Eis a palavra-chave, CONDIÇÕES. Não tenho dúvidas que surgirão falsos recrutadores, para angariar colaboradores para vagas fantasmas, cuja finalidade é outra. E aqui há que chamar os bóis pelos nomes: prostituição, tráfico humano, de drogas, órgaõs, entre outros. Daí que todo este processo exija rigor e bastante zelo. Não se deixem cegar pela pretensão de sair do país.

Outro mito que importa desconstruir é o da precariedade e escravatura moderna: “Portugal tem muitos desempregados, mas vêm contratar pretos para explorar.” A área da Hotelaria e do Turismo é certificada, hoje em dia nenhum profissional consegue colocação no ramo sem ostentar um diploma e não pode ser de uma instituição qualquer, pois a procura excede em larga medida a oferta. Mais, a partir de 2023 passará, inclusivamente, a ser exigida a carteira profissional, a par da formação. Porque carga de água em Portugal seria diferente? Há desempregados sim, da aŕea em questão, que não foram recolocados, ou contratados no pós pico covid, emigraram.

Falando em Emigração, sair do país com visto de trabalho, na maioria dos casos que tenho tido conhecimento, contrato duração de 1 ano com alojamento é uma vantagem a todos os níveis.

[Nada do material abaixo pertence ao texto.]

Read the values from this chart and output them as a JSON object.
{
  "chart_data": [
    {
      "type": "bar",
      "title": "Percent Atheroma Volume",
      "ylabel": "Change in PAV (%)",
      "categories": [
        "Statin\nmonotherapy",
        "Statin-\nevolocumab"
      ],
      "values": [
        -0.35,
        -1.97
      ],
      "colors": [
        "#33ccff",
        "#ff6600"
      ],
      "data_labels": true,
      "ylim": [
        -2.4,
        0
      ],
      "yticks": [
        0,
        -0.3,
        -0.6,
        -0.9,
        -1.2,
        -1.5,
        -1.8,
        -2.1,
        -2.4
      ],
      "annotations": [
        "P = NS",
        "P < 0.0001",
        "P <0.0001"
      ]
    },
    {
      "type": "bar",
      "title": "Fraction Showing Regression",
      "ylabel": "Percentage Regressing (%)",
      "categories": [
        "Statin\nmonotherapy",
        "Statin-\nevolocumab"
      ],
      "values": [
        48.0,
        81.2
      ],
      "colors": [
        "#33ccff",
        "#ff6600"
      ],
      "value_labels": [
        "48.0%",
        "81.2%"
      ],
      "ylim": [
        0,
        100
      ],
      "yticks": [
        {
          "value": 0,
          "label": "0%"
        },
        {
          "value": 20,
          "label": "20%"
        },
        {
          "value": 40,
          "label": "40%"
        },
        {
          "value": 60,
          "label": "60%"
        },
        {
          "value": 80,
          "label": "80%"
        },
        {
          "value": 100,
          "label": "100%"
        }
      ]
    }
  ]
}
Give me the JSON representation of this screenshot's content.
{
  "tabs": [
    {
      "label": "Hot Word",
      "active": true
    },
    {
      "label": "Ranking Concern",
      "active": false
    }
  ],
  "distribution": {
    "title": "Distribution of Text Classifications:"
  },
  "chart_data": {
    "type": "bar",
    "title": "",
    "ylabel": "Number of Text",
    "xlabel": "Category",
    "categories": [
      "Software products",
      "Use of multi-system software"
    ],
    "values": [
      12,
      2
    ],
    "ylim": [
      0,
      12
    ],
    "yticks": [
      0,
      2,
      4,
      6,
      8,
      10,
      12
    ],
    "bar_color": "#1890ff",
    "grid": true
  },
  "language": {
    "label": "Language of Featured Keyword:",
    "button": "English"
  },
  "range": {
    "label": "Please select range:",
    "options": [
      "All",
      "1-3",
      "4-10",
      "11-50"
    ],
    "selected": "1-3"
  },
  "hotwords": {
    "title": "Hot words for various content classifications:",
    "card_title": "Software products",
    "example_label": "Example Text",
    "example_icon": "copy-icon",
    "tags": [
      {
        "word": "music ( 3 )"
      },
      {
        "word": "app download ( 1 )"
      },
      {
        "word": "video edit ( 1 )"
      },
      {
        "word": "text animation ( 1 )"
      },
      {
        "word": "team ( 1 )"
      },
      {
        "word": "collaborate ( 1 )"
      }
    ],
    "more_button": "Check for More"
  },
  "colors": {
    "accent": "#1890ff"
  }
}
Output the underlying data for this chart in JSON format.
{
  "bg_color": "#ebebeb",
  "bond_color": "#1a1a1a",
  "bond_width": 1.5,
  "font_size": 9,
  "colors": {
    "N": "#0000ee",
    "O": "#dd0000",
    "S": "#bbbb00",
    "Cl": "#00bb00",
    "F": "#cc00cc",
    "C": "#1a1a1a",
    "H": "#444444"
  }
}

Mas não se deixem enganar, nem deslumbrar com o discurso inflamado, desinformado e irresponsável de conterrâneos residentes em outras paragens que vos asseguram que podem exercer actividade profissional pela União Europeia a fora, quando o vosso vínculo laboral e visto de residência temporária é português. Mesmo que a médio prazo conquistem a residência permanente (5 anos), a situação mantém-se.

Não menos importante, é de extrema relevância mencionar o risco de crise demográfica. Segundo os censos 2021, a população está mais envelhecida e a saída de jovens, sobretudo mulheres em idade activa e fértil, pode agravar este fenómeno.

Em suma, o ideal no país das maravilhas é que o nosso Cabo Verde de Esperança fosse vivido nas ilhas. Todavia, e como reza a nossa história, a solução continua a passar por procurar oportunidades e melhoria das condições de vida além fronteiras. Lembrar que o nosso Desemprego é estrutural e, enquanto formos uma economia vulnerável e extremamente dependente do exterior, as soluções passarão sempre pelo mesmo.